Search code examples
javamultithreadingconcurrencysynchronizationblocking

Synchronisation object to ensure all tasks are completed


Which Java synchronisation object should I use to ensure an arbitrarily large number of tasks are completed? The constraints are that:

  1. Each task takes a non-trivial amount of time to complete and it is appropriate to perform tasks in parallel.
  2. There are too many tasks to fit into memory (i.e. I cannot put a Future for every task into a Collection and then call get on all the futures).
  3. I do not know how many tasks there will be (i.e. I cannot use a CountDownLatch).
  4. The ExecutorService may be shared so I cannot use awaitTermination( long, TimeUnit )

For example, with Grand Central Dispatch, I might do something like this:

let workQueue = dispatch_get_global_queue( QOS_CLASS_BACKGROUND, 0 )
let latch = dispatch_group_create()
let startTime = NSDate()
var itemsProcessed = 0
let countUpdateQueue = dispatch_queue_create( "countUpdateQueue", DISPATCH_QUEUE_SERIAL )
for item in fetchItems() // generator returns too many items to store in memory
{
    dispatch_group_enter( latch )
    dispatch_async( workQueue )
    {
        self.processItem( item ) // method takes a non-trivial amount of time to run
        dispatch_async( countUpdateQueue )
        {
            itemsProcessed++
        }
        dispatch_group_leave( latch )
    }
}
dispatch_group_wait( latch, DISPATCH_TIME_FOREVER )
let endTime = NSDate()
let totalTime = endTime.timeIntervalSinceDate( startTime )
print( "Processed \(itemsProcessed) items in \(totalTime) seconds." )

It produces output that looks like this (for 128 items): Processed 128 items in 1.846794962883 seconds.
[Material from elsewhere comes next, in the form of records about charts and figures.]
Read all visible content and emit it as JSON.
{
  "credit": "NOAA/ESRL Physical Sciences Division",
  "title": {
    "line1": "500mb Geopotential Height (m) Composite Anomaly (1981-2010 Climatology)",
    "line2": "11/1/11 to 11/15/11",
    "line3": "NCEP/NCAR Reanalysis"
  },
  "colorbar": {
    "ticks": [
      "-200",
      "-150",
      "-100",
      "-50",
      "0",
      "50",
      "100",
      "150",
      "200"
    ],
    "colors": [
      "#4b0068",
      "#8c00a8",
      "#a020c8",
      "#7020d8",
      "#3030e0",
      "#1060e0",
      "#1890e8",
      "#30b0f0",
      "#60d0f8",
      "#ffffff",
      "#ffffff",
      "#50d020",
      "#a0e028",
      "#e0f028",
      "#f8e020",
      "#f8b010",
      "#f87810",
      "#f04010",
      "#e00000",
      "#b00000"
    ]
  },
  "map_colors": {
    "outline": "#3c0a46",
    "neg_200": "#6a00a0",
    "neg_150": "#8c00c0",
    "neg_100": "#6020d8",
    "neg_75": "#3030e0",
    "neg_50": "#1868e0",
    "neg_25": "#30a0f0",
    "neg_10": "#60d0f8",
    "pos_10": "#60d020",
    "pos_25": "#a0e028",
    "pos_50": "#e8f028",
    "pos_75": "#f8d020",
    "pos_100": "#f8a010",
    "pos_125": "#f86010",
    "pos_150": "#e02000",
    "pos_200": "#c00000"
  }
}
I tried something similar with a Phaser:

final Executor executor = new ThreadPoolExecutor( 64, 64, 1l, MINUTES, new LinkedBlockingQueue<Runnable>( 8 ), new CallerRunsPolicy() );
final Phaser latch = new Phaser( 0 );
final long startTime = currentTimeMillis();
final AtomicInteger itemsProcessed = new AtomicInteger( 0 );
for( final String item : fetchItems() ) // iterator returns too many items to store in memory
{
    latch.register();
    final Runnable task = new Runnable() {
        public void run() {
            processItem( item ); // method takes a non-trivial amount of time to run
            itemsProcessed.incrementAndGet();
            latch.arrive();
        }
    };
    executor.execute( task );
}
latch.awaitAdvance( 0 );
final long endTime = currentTimeMillis();
out.println( "Processed " + itemsProcessed.get() + " items in " + ( endTime - startTime ) / 1000.0 + " seconds." );

The tasks do not always complete before the last print statement and I might get output that looks like this (for 128 items): Processed 121 items in 5.296 seconds. Is the Phaser even the right object to use? The documentation indicates it only supports 65,535 parties so I would need to either batch the items to be processed or introduce some sort of Phaser tiering.


Solution

  • "to ensure an arbitrarily large number of tasks are completed" - the simplest way is to maintain a counter of completed tasks, with blocking operation to wait that given number of task is reached. There is no such ready class, but it is easy to make one:

    class EventCounter {
       long counter=0;
    
       synchronized void up () {
         counter++;
         notifyAll();
       }
       synchronized void ensure (long count) {
         while (counter<count) wait();
       }
     }
    

    "There are too many tasks to fit into memory" - so the process of submitting new tasks must be suspended when the number of running tasks is too high. The simplest way is to consider the number of running tasks as a resource and count it with a semaphore:

    Semaphore runningTasksSema=new Semaphore(maxNumberOfRunningTasks);
    EventCounter  eventCounter =new EventCounter ();
    
    for( final String item : fetchItems() ) {
        final Runnable task = new Runnable() {
           public void run() {
                processItem( item ); 
                runningTasksSema.release();
                eventCounter.up();
           }
        };
       runningTasksSema.aquire();
       executor.execute(task);
    }
    

    When a thread wants to ensure some given number of tasks are completed, it invokes:

    eventCounter.ensure(givenNumberOfFinishedTasks);
    

    Asynchronous (nonblocking) versions of runningTasksSema.aquire() and eventCounter.ensure() operations can be designed, but they would be more complex.